Thinking on this from very long time ADC USB3 based acquisition board, perhaps RF (or rather 5 - 8MHz bandwidth 8 bit acquisition i.e. 16MHz sampling rate plus additional digital channel for head servo plus 2 audio 20kHz 16 bit channels for classic linear audio) all signal simultaneously sampled thus perfect synchronization provided. Core signal processing based around GNU Radio
Last edited by pandy; 25th Dec 2018 at 10:50.
Most of the this goes over my head, but the company in the OP's first link seems to be focused on selling their proprietary hardware (internal and external) with the only internal modification being to the video output stage with an internal board. Interestingly, at least that I could fine, there's no videos or even screencaps that compare their product's output to a conventional one.
From my layman's minimal understanding, what's being discussed is practical theory of what could be done. Could anyone address what they think is being done in the link given in the OP's first post https://www.cube-tec.com/en/solutions/video/quadriga-video/quadriga-video-rf/analog, which consists of replacement of an internal board and output to a proprietary digitizer:
"Simple but efficient
In order to modify simply open your machine and remove the DEC-42 board, if you are modifying a recorder. This is not needed for playback.

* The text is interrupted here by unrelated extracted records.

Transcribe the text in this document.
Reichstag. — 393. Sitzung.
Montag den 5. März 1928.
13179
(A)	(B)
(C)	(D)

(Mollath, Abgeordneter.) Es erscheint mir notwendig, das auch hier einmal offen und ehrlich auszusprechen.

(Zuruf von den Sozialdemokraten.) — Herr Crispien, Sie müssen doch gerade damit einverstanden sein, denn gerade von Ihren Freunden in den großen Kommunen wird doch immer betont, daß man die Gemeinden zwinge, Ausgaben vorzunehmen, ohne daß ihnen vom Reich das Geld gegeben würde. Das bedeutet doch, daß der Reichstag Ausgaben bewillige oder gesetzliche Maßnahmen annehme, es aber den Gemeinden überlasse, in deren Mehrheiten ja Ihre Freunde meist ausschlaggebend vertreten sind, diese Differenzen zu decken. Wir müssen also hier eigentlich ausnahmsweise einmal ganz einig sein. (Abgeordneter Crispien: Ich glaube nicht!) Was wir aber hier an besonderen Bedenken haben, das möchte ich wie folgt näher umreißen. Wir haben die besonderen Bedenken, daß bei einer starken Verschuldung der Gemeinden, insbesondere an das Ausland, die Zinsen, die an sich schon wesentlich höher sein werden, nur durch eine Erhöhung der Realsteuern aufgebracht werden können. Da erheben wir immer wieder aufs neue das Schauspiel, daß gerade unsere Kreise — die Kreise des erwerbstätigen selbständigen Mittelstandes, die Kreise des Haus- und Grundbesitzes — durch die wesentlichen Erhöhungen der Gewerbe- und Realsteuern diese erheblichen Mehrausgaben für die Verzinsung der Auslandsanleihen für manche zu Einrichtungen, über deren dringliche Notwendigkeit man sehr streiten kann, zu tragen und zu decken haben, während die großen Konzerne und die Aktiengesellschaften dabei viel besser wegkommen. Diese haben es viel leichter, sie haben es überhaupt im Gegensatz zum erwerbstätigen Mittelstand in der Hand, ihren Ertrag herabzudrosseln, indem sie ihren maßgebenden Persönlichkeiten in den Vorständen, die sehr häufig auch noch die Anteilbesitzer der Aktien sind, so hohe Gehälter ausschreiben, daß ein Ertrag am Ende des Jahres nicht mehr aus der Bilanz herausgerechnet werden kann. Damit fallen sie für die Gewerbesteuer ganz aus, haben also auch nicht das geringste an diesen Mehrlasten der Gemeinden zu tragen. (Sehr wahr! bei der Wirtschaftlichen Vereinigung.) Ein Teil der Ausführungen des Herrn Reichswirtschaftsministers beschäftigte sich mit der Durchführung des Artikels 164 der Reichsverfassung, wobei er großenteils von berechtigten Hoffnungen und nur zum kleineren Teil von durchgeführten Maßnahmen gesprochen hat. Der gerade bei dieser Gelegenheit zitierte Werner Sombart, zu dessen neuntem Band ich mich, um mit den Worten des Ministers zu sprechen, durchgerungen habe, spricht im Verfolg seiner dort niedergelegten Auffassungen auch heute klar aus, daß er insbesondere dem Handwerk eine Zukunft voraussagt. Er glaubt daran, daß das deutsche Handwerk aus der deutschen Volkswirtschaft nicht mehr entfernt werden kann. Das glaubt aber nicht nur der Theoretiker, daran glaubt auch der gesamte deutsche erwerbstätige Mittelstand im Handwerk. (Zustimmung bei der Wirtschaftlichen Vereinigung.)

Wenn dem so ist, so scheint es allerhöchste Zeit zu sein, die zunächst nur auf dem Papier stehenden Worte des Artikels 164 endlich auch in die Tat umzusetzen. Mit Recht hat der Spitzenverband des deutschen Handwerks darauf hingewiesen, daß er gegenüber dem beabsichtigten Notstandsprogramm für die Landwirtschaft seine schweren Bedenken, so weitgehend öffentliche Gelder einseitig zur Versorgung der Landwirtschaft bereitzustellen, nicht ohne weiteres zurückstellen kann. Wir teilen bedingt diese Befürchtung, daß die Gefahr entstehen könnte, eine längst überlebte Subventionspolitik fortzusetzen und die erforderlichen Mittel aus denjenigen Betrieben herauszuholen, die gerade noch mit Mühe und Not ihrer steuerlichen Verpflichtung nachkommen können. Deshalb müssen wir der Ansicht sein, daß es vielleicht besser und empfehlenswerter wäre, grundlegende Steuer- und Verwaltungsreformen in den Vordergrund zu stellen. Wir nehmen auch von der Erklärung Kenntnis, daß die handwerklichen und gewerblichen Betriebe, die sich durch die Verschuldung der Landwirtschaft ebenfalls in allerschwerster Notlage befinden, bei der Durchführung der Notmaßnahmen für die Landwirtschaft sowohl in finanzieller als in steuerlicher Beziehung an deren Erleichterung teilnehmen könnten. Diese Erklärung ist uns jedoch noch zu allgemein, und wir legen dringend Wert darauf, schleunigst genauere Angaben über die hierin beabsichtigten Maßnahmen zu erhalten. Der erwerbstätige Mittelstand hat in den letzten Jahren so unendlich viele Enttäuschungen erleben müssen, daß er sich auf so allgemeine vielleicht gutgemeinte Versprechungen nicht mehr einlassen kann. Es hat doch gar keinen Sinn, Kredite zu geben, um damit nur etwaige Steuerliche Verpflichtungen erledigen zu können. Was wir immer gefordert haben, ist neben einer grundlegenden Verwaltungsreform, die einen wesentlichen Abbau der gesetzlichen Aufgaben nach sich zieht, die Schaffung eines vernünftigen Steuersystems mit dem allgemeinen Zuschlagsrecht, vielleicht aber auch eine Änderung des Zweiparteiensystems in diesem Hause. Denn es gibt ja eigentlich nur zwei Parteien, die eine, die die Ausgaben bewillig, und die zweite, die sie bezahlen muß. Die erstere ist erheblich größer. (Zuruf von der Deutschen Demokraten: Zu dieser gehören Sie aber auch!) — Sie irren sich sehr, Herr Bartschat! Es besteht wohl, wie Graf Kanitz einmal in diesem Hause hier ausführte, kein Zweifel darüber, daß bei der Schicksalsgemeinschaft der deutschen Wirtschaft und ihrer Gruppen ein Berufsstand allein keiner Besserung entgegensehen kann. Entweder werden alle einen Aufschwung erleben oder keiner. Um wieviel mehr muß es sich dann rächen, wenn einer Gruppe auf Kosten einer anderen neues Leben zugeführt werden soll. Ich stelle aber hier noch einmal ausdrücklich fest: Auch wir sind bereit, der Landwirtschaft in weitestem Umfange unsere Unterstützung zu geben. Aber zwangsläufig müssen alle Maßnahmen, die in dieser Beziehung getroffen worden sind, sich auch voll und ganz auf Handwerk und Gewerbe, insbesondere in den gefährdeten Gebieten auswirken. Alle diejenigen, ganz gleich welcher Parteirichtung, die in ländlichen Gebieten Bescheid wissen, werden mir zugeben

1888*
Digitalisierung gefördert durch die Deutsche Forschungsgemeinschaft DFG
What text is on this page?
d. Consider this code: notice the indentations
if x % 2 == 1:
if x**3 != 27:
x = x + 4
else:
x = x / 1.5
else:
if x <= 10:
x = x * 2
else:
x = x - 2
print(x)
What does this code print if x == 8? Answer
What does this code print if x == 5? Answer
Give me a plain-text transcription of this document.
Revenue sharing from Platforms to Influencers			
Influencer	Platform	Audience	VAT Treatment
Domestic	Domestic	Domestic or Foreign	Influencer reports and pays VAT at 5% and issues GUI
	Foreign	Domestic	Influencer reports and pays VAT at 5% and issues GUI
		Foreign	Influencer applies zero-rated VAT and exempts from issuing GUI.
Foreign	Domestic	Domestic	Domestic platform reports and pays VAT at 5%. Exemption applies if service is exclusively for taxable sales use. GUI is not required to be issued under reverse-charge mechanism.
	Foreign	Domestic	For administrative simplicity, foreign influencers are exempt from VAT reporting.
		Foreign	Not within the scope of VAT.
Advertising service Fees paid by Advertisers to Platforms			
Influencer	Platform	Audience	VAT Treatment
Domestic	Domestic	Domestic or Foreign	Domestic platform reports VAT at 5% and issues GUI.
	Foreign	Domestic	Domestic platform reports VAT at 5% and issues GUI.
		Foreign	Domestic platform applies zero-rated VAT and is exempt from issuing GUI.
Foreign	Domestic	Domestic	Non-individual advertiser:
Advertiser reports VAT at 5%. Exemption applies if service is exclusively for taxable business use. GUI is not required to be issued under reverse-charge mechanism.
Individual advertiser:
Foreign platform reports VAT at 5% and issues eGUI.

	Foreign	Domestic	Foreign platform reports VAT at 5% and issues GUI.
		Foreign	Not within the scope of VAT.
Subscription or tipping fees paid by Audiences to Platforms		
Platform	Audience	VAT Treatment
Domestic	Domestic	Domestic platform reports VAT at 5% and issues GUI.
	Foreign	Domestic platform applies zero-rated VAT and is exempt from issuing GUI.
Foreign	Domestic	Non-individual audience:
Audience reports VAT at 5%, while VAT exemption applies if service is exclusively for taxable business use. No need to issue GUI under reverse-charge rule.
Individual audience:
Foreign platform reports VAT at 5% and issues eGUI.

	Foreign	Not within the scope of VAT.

In pure player devices the slot next to the DM-56 board will be already empty.
The DM-56 board has to be taken out and modified.
You only have to solder the supplied cables onto the Y/C demodulator board in order to directly tap the off-tape RF signals.
The next step is to open the back of the machine and solder the second set of supplied cables to two existing BNC connectors. For example, two of the composite outputs may be used to serve as outputs for the direct RF read out after modification.
Place the modified Y/C demodulator in its allocated space.
Than connect the QUADRIGAēVideo RF Amplifier board and place it in the free slot next to the DM-56 board.
Now your device is ready to be connected to the external QUADRIGAēVideo RF Digitizer. You are now able to digitize with 14 bit for a maximum of signal quality."
As has been stated, "Many professional players already have RF outputs for dubbing", so how is is different or superior?
Well for one thing, I don't think the Betacam BVW series has a stock RF output. Their custom board must provide some signal conditioning and then gets jury-rigged to a couple of BNC outputs.
Yes, for helical scan my thought was signal acquisition right off the drum head leads. I imagine that in addition to the software challenge of reconstructing image information (which my instinct tells me is solvable) the other challenge is having a shielded path to the aquisition system. Does anyone know what voltage/current levels are found coming right off the head?
A few mV into a high impedance, that's why the head amplifier is screened and fitted close to the head itself. It's to minimize noise pick-up and raise the video 'RF' level before it gets lost in the background. Using DSP techniques to process the head signal isn't new but substituting digital for analog circuitry doesn't fix the underlying problems of timing and frequency response because the same head mechanism, which accounts for almost all the signal degradation, still has to be used. There is some merit in performing timebase correction on the signal before it has gone through the normal VCR electronics instead of on the processed output but to be honest I doubt most people would notice the difference.
BA7252S datasheet describe head signal level at around 0.15 to 0.6mV i.e. 150 to 600uV - not so bad (usually MC pickup or tape audio magnetic head signal is bellow single uV around few hundred nV), gain is around 55dB i.e. few hundred (up to 1000) times - no problem for modern OPAMP's. But there is no need to build amplifier if VCR's amp can be used nicely so ADC must be able to deal with signals around 200mV and bandwidth maximum 10MHz - easy.
Checking datasheet seem in modern VCR's signal was sampled anyway - they began to use CCD as analog memory thus moving signal processing toward digital domain as another level of evolution. And looking on some problems with SECAM and uncommon video standards quite justified (not economically).
Last edited by pandy; 26th Dec 2018 at 05:57.